B. Un paquebot moderne et sécurisé

Le "Titanic" mesure 269 mètres de long (une trentaine de mètres de moins que la tour Eiffel). Large de 28 mètres de large, il possède 10 ponts, dont 4 ponts promenades privés. Il mesure de la quille aux cheminées 53 mètres de hauteur.

Un graphique comparant la taille du Titanic (269 mètres) avec des monuments célèbres de l'époque comme le gratte-ciel Woolworth (New-York) et ses 228 mètres de haut ou la grande pyramide de Guizèh ("Kheops") et ses 137 mètres de hauteur.
Un graphique comparant la taille du Titanic (269 mètres) avec des monuments célèbres de l'époque comme le gratte-ciel Woolworth (New-York) et ses 228 mètres de haut ou la grande pyramide de Guizèh ("Kheops") et ses 137 mètres de hauteur.

 

En comparaison, le Lusitania et le Mauretania mesurent respectivement 262 et 264 mètres de long. Il possède en outre trois énormes ancres dont le poids total est de 31 tonnes ! J. Bruce Ismay décide de le doter de 4 énormes cheminées (dont une factice) car cela lui confère, selon lui, une ligne plus harmonieuse,

 

La sécurité est de mise sur le Titanic avec une coque à double fond et 16 compartiments étanches. La fermeture des portes étanches s’effectue depuis la passerelle par commande électrique. Le navire peut continuer à flotter avec 2 compartiments principaux envahis.

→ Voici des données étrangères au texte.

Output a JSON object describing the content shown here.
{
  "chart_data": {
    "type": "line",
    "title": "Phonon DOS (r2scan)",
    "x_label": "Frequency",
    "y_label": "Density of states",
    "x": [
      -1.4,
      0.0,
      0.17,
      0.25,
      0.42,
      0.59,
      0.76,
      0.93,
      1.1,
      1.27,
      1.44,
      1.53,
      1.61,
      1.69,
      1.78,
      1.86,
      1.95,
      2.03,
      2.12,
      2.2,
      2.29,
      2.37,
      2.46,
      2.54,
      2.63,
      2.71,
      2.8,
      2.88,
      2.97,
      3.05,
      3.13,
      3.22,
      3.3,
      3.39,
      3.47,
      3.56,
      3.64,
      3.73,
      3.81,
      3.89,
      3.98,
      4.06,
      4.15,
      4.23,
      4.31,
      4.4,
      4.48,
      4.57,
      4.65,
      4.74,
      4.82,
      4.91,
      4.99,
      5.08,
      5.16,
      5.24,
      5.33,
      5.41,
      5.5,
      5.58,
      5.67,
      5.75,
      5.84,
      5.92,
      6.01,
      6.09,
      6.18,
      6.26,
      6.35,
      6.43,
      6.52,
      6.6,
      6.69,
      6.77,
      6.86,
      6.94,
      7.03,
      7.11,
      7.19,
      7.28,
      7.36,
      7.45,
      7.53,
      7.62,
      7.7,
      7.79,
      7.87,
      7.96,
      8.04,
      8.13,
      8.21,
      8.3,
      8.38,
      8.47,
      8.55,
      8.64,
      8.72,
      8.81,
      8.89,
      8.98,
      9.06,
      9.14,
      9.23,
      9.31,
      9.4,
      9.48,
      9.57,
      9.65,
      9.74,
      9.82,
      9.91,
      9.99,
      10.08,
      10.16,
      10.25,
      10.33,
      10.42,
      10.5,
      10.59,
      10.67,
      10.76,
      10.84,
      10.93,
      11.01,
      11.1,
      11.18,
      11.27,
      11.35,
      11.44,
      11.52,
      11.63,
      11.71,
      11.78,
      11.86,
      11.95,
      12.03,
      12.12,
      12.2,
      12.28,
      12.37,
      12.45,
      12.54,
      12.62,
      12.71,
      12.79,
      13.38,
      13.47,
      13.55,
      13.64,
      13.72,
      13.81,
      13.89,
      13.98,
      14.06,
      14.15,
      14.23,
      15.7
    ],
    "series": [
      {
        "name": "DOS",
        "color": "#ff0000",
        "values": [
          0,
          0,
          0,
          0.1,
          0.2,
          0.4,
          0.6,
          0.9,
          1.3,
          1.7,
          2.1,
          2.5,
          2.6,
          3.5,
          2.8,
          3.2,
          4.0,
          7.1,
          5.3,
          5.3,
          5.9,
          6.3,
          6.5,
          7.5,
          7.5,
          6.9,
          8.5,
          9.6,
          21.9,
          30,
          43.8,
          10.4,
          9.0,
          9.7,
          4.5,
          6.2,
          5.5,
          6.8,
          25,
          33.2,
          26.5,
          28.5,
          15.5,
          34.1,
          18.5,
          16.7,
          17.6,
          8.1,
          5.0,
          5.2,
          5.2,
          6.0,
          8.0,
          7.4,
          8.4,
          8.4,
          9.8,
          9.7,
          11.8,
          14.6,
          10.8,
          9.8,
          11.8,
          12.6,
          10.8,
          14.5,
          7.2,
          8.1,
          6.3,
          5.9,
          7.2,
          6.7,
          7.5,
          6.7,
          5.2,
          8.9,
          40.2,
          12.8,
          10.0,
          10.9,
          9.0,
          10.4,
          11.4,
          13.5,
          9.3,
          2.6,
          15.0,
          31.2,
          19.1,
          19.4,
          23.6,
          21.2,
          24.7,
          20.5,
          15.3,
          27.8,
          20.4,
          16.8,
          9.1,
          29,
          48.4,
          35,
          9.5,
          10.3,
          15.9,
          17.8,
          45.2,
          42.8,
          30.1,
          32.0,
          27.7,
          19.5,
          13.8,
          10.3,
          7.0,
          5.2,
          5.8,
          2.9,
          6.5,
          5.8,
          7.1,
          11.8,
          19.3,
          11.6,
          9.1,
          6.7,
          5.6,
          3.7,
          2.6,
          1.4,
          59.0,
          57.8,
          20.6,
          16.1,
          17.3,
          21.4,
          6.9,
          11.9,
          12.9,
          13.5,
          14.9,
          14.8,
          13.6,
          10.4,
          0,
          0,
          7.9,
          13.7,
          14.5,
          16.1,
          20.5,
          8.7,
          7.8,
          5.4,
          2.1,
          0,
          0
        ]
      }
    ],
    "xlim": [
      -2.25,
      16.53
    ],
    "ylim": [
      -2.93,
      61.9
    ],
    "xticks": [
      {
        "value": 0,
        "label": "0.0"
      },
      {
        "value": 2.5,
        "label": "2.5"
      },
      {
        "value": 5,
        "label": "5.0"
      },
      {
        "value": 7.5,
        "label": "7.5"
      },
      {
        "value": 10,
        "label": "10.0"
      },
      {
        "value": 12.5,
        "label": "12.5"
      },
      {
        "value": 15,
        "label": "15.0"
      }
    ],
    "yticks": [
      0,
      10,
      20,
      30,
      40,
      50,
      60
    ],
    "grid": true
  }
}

Tous les organes majeurs (chaufferies, machines, turbine) sont placées dans des compartiments indépendants. En cas de voie d’eau, 5 pompes de ballast, en liaison avec 3 pompes de cale ont une capacité d’évacuation de 400 tonnes d’eau à l’heure. Par ailleurs, des détecteurs de fumée et de chaleur ont été installés dans tous les locaux névralgiques directement reliés à un centre de sécurité capable d’intervenir dans les plus brefs délais.

 

Côté propulsion, le Titanic possède 3 immenses hélices mues par des moteurs à vapeur développant 46 000 chevaux pour une vitesse de croisière d’environ 22,5 noeuds (environ 42 km/h). La vapeur est fournie par 29 chaudières et 159 foyers.

 

L’énergie électrique (10 000 ampoules, sans compter les appareils culinaires, le chauffage, le système de réfrigération et d’aération !) qui dépasse celle consommée par une ville moyenne de l’époque est fournie par 4 dynamos d’une puissance de 400 kilowatts.

 

Le Titanic dispose également d’une installation téléphonique moderne utile pour les passagers (les cabines de luxe peuvent ainsi entrer en communication avec le bar, le restaurant) et pour l’équipage (le mécanicien-chef a la possibilité d’entrer en liaison avec la salle des machines et avec chacune des 6 chaufferies situées dans des compartiments étanches).

 

Pour communiquer avec la terre, le paquebot possède une installation TSF de grande puissance. Il est équipé de 2 grands mâts de 62 mètres de haut qui portent les antennes utilisées pour la transmission des messages radio.

 

Il semble par ailleurs offrir une grande sécurité de navigation : équipements « dernier cri » (compas, table traçante...), et dispose par ailleurs d’un appareil de détection acoustique d’obstacles immergés.